Dans ces situations, on retrouve souvent des points communs : les actes sont alors essentiellement centrés sur le nursing et la surveillance, les infirmiers et aides-soignants souvent regroupés dans le poste de soin, les professionnels médicaux et non médicaux travaillent séparément et ont  peu de staffs communs, les médecins restent dans leur bureau et passent peu dans le service, peu d’activités sont structurées, peu de savoirs sont partagés,  le dossier patient est minimal.

 

…qui peuvent dégénérer dans une violence systémique et dans des crises institutionnelles (dénonciation aux tutelles, prises à parti, grèves…)

 

Le manque de disponibilité des équipes peut finir par déboucher sur de la coercition, et par conséquent sur des formes de violence chez les patients (pour attirer l’attention notamment), laquelle a pour effet de faire « régresser défensivement » les équipes - rappelons que la violence verbale peut avoir autant d’impacts que la violence physique.

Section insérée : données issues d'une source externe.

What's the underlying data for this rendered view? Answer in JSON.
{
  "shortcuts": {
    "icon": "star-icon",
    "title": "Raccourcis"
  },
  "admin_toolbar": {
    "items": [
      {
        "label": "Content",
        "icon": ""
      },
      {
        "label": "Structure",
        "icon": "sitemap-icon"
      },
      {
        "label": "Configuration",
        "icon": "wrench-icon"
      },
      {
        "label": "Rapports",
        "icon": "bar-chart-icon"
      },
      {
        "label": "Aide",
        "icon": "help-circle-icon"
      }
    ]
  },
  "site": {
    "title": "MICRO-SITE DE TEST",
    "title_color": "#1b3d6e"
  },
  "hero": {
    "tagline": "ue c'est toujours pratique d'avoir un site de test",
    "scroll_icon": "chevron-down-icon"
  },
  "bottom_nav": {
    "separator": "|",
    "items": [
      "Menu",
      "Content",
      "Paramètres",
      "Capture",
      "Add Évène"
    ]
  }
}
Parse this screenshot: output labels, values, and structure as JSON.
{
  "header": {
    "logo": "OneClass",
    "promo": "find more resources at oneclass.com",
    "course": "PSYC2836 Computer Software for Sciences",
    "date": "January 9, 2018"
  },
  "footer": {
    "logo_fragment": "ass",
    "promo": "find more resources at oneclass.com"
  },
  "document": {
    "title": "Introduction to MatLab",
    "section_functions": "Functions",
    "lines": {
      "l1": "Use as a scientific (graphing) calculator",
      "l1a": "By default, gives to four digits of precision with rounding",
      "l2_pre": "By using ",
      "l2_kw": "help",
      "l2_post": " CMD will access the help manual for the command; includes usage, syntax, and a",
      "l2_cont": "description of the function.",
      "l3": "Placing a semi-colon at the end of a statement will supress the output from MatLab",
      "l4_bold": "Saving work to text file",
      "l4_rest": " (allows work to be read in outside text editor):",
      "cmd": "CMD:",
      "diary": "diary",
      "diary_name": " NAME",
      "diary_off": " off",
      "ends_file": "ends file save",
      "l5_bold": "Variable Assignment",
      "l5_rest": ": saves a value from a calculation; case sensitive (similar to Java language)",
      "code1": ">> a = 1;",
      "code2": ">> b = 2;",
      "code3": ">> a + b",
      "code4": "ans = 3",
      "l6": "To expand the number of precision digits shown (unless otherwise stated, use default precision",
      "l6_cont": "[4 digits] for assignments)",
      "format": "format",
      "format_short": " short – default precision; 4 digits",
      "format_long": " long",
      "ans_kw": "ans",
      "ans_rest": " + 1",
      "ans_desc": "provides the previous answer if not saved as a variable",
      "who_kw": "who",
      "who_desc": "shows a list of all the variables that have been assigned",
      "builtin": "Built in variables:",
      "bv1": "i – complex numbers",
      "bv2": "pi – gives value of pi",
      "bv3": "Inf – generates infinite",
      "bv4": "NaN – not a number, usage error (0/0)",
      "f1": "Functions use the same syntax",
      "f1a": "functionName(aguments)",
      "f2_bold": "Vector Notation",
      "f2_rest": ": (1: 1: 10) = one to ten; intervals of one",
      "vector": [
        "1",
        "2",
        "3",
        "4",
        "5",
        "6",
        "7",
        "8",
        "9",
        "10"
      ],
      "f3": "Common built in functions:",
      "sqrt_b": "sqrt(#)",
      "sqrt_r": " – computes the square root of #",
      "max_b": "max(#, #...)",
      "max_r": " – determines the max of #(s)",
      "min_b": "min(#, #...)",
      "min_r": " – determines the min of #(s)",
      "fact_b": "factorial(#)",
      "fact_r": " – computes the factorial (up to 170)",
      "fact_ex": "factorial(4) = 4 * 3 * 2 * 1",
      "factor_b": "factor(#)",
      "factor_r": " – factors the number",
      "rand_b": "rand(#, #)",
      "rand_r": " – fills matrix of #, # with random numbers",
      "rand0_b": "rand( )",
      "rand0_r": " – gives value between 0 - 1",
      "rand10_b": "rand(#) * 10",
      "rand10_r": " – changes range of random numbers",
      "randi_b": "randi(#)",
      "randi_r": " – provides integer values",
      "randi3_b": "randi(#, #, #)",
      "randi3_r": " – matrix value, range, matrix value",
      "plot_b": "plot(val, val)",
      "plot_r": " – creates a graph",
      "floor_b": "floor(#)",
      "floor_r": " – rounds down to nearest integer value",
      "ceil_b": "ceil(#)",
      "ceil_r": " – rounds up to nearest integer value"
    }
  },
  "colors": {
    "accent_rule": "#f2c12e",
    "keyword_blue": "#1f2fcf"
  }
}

C’est un effet en chaîne et un cercle vicieux dont l’équipe ne parvient pas à se sortir seule.

 

« Sortir du poste de soin, oui mais pour faire quoi, comment le faire et pourquoi ? » La question se pose véritablement, et y répondre implique un travail collectif pour définir :

·      les outils et savoir-faire de prise en charge à partager et à co-construire en équipe, en s’appuyant sur les savoir-faire des plus expérimentés, les médecins, et des formations dont le contenu doit être mutualisé. En voici quelques exemples : qu’est ce l’incurie, comment y répondre ? Surveillance du risque suicidaire : comment échanger avec le patient ? Comment accueillir un nouveau patient ? Ecoute et entretiens avec les patients : comment et pourquoi, quel retour lors des staffs ? Comment partager des évaluations et analyses entre patients et soignants ? Comment définir des lignes d’actions spécifique à chaque patient et communes au sein de l’équipe ? … La liste pourrait être longue et l’équipe définira ses priorités.

·      La place des soignants dans le soin, l’évaluation, l’observation, en lien avec les médecins qui doivent impulser une dynamique clinique dans toute l’équipe et pour tous les professionnels

·      La place des médecins hors de leur bureau :  il leur appartient de partager des savoirs, les analyses cliniques, de donner de l’importance à la relation soignants/soignés... ils sont un pouvoyeur essentiel de sens.

 

Dans ce travail, c’est toute l’équipe qui doit faire évoluer son rôle : le binôme managérial médico-soignant, l’équipe médicale, les soignants et cela nécessite un accompagnement individuel et collectif, en se concentrant sur le projet de soin dans ses dimensions les plus “clinico-pratiques”.

  

Les services d’hospitalisation complète sont des lieux d’excellence professionnelle. Cette excellence a besoin d’être revivifiée, explicitée, revalorisée, pour redevenir attractive pour les médecins comme pour les soignants. Un lieu où l’on se forme particulièrement bien, un lieu où les compétences sont spécifiées et valorisées, un lieu où la dynamique pluridisciplinaire nourrit les équipes…  C’est la condition pour retrouver de la fierté et pour garantir des prises en charge de qualité.